Some of the highlights from his talk:
- Back in 1995, we were building web applications, web content. Most of it was centered around Apache but they were very simple applications and content. Then came Tomcat was more focused on application development and building apps on the web. This in turn, led into the idea that we can't just build with random tools and have developers assemble things on their own, we actually need application stacks. In 2000, some of the major companies began providing these stacks: application layer, portal layers, collaboration layer, etc. These layers became more and more complex. Then jBoss came around and this was important because there was now a lower cost and it was lighter weight and easier to use. So now there was this open source aspect that had a lower cost and felt simpler and people liked it.
- We started to see more and more trending toward open source projects and applications. Then in 2005, this trend towards simplicity led to LAMP becoming very popular. A lot of the external properties were being built using LAMP and the focus from developers started to gear towards these open source stacks. Then a few more trends happened and rich apps came into play such as Wikipedia, Twitter, Facebook and similar properties and the social aspect of the web and of our content started to become a focus.
- Every five years, there is a major focus change and now in 2010 there is a change that is about to happen. A single enterprise has a large number of different applications that they have to build. The current trend seems to be towards what he called, Strategic Open Source.
- Strategic Open Source is where the CIO now focuses their attention not only on the mission critical layer of apps but actually starts looking at these lower level open source applications and wants to get them supported and integrated into the existing infrastructure.
- There is now a need to have a development platform that allows you to build your presentation layer, that gives you the content management and workflow capabilities and also gives you that rich developer aspect.
- Collaboration has changed how we are building applications. If you look at the enterprise, we started with email then calendars began being added. Over time, blogs, wikis and other platforms have been integrated. There is now a strong need to build social applications.
- There are a large number of companies that have portal based platforms but the platforms themselves are not progressing forward. This leaves their customers facing an end of feature life. The product may not be end of life but there will be no enhancements and with the new requirements we just discussed, this leaves these customers in a bad position.
- Liferay, however, continues to add features. They support 11 different operating systems, 12 different databases and 11 different containers.
- The customers who are facing end of feature life on their existing solutions are now going to be looking for a way out. Paul mentioned that a conservative number is 10,000 different customers who are facing end of feature life.
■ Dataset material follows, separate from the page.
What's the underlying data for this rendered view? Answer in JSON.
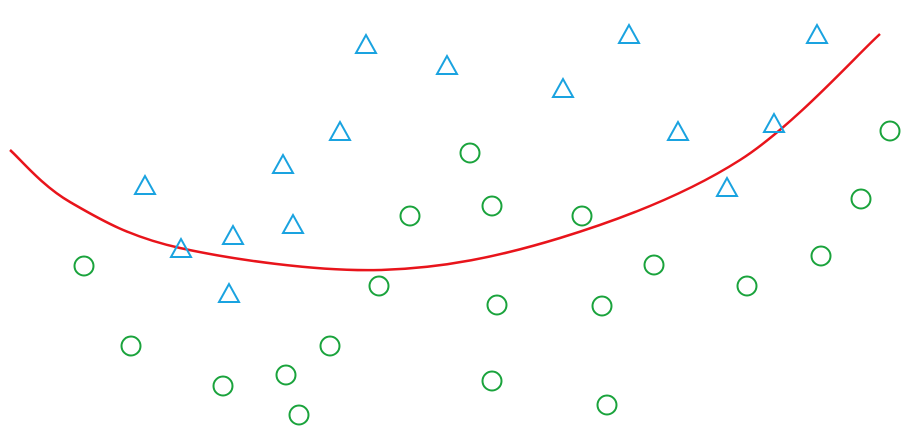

One of the most interesting announcements was the new First year Free offer that Liferay is extending to these customers who are facing end of feature life and are stuck on an aging platform. What they are offering is these customers can get Liferay for free for one year to help them migrate their existing infrastructure from these stagnant solutions to Liferay without having to pay licensing fees for both their existing solution and for Liferay.
This is a very interesting and, in my opinion, brilliant strategy that Liferay has taken on. Existing customers who are in this position are going to be very hard pressed to find any other solution that is providing this kind of offer.
To hear more of Paul's talk, you can download the audio recording which we've made available at the bottom of this article.
After Paul came Liferay CEO, Bryan Cheung to discuss the improvements that the new release brings to the table.
Some of Bryan's key points included:
- How do you get the benefits of tomcat without being at the mercy of open source volunteers and how do you get the benefit of enterprise software without the cumbersome overhead? He firmly believes that Liferay is about giving you all of the best options and allowing you to “be greedy”.
- Liferay 6 as a solution is complete. It provides a portal, WCM, workflow, collaboration in a single package which eliminates the need to get other products.
- What if you have existing products that you are tied to and are unwilling to migrate away from such as SAP or Salesforce? Liferay allows integration with these products as well. Not only that, but if for some reason you find Liferay is not the solution for your needs, migration away from the product is just as easy.
- Liferay is 90% more affordable than comparable solutions.
- There are 35,000 community members in addition to the existing employees which provides Liferay with a very large pool of developers that are continually enhancing and advancing their product.
- Liferay is also only 215mb in size. This includes tomcat, a database, web content management, blog server, wiki, portal, identity management and role management. It is everything you need without the software bloat.